The rumor comes from DigiTimes, which is known for its average hit rate when it comes to this kind of news, so one must take it with the requisite pinch of salt. With this in mind, here’s what it says about the Nexus 8. Quoting sources inside the supply chain, it’s Asus which is apparently building the new 8-inch tablet, and it’s being developed to combat lower demand for the 2013 Nexus 7.

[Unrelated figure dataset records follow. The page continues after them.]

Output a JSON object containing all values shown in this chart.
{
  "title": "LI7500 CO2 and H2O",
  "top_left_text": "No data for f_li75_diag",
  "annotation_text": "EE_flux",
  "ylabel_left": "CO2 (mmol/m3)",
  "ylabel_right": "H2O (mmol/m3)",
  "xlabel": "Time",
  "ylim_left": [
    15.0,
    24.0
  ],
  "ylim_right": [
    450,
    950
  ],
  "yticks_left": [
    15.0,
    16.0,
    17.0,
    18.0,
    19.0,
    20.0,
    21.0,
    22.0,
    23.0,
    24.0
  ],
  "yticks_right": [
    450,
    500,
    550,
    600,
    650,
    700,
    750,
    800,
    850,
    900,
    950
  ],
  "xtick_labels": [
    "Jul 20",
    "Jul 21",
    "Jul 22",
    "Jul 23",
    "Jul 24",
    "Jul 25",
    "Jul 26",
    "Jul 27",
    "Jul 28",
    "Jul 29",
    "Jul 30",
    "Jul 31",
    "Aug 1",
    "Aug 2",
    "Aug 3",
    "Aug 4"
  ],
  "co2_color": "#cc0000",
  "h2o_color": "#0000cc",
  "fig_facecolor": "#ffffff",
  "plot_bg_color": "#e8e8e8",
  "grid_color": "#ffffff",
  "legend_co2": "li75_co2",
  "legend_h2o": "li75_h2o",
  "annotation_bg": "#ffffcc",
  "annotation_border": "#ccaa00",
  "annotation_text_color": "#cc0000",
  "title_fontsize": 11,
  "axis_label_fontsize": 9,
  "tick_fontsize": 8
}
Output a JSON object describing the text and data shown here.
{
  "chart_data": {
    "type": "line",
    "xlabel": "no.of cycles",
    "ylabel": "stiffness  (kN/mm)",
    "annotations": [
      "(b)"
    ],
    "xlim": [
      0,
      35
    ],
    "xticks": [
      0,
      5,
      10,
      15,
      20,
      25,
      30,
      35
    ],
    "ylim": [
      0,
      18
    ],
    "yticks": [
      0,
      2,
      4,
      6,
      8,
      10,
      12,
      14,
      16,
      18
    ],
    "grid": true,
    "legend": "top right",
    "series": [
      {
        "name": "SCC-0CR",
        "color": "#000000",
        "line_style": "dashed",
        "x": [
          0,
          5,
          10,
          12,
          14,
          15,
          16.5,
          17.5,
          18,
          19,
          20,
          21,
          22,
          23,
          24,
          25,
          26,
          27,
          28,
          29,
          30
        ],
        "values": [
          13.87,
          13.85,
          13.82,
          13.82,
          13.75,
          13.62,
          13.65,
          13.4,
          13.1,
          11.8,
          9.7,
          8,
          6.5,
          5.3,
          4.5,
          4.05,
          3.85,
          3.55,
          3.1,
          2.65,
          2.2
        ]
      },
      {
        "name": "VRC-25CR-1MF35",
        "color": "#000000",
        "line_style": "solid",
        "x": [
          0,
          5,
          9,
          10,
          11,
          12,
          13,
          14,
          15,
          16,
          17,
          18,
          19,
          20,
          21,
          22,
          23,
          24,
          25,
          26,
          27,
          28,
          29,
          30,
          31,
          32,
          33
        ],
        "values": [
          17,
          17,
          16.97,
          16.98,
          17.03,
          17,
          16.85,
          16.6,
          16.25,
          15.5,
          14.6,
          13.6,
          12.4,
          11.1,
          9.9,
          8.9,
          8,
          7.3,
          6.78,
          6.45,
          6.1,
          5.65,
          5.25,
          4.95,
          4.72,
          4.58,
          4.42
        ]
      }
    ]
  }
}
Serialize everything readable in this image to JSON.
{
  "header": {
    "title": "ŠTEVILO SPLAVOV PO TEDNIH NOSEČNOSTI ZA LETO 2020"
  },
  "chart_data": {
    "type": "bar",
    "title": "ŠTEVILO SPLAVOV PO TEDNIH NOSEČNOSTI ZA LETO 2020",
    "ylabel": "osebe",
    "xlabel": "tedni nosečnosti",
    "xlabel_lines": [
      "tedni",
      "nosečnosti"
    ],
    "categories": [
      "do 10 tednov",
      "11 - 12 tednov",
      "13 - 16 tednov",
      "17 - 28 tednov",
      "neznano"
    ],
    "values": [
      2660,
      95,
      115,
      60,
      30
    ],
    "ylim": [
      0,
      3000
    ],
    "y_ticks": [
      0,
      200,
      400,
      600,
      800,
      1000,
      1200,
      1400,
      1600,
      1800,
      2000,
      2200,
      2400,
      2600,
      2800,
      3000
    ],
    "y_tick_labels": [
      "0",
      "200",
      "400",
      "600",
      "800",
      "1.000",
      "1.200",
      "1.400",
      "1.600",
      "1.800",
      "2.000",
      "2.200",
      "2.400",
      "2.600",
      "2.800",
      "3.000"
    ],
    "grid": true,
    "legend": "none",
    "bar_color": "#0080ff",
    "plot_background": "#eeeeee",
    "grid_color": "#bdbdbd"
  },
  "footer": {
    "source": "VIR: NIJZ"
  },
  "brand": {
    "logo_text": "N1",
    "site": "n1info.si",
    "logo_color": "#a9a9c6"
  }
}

However, the juiciest part of DigiTimes report concerns the Nexus 8’s possible processor, which may not be the super popular Snapdragon 800, but the Intel Bay Trail-T instead. This would be a first for the Nexus line, and could help Intel find more favor in the mobile market. Intel has seen more success in tablets than it has in smartphones though, and Asus already produces several tablets using Intel chips, including the Bay Trail-powered Transformer Book T100. 

Intel has said it’ll be releasing 64-bit Bay Trail chips during the first three months of 2014, and in a recent earnings call, CEO Brian Krzanich is quoted as saying, “Most of the Bay Trail Android tablets really start showing up more in the second quarter of 2014.” Bay Trail hardware has been Windows 8-based so far, and with the second quarter coming to an end in June, Krzanich’s dates fit in with the DigiTimes report.

As we said at the start, none of this is certain. We speculated the Nexus 8 could be based on the LG G Pad 8.3, given Google’s close relationship with the Korean firm, but Asus – which builds the Nexus 7 – is an equally likely partner. Rumors of the Nexus 8’s existence first started after a mysterious tablet showed up on a Google promotional webpage in November last year.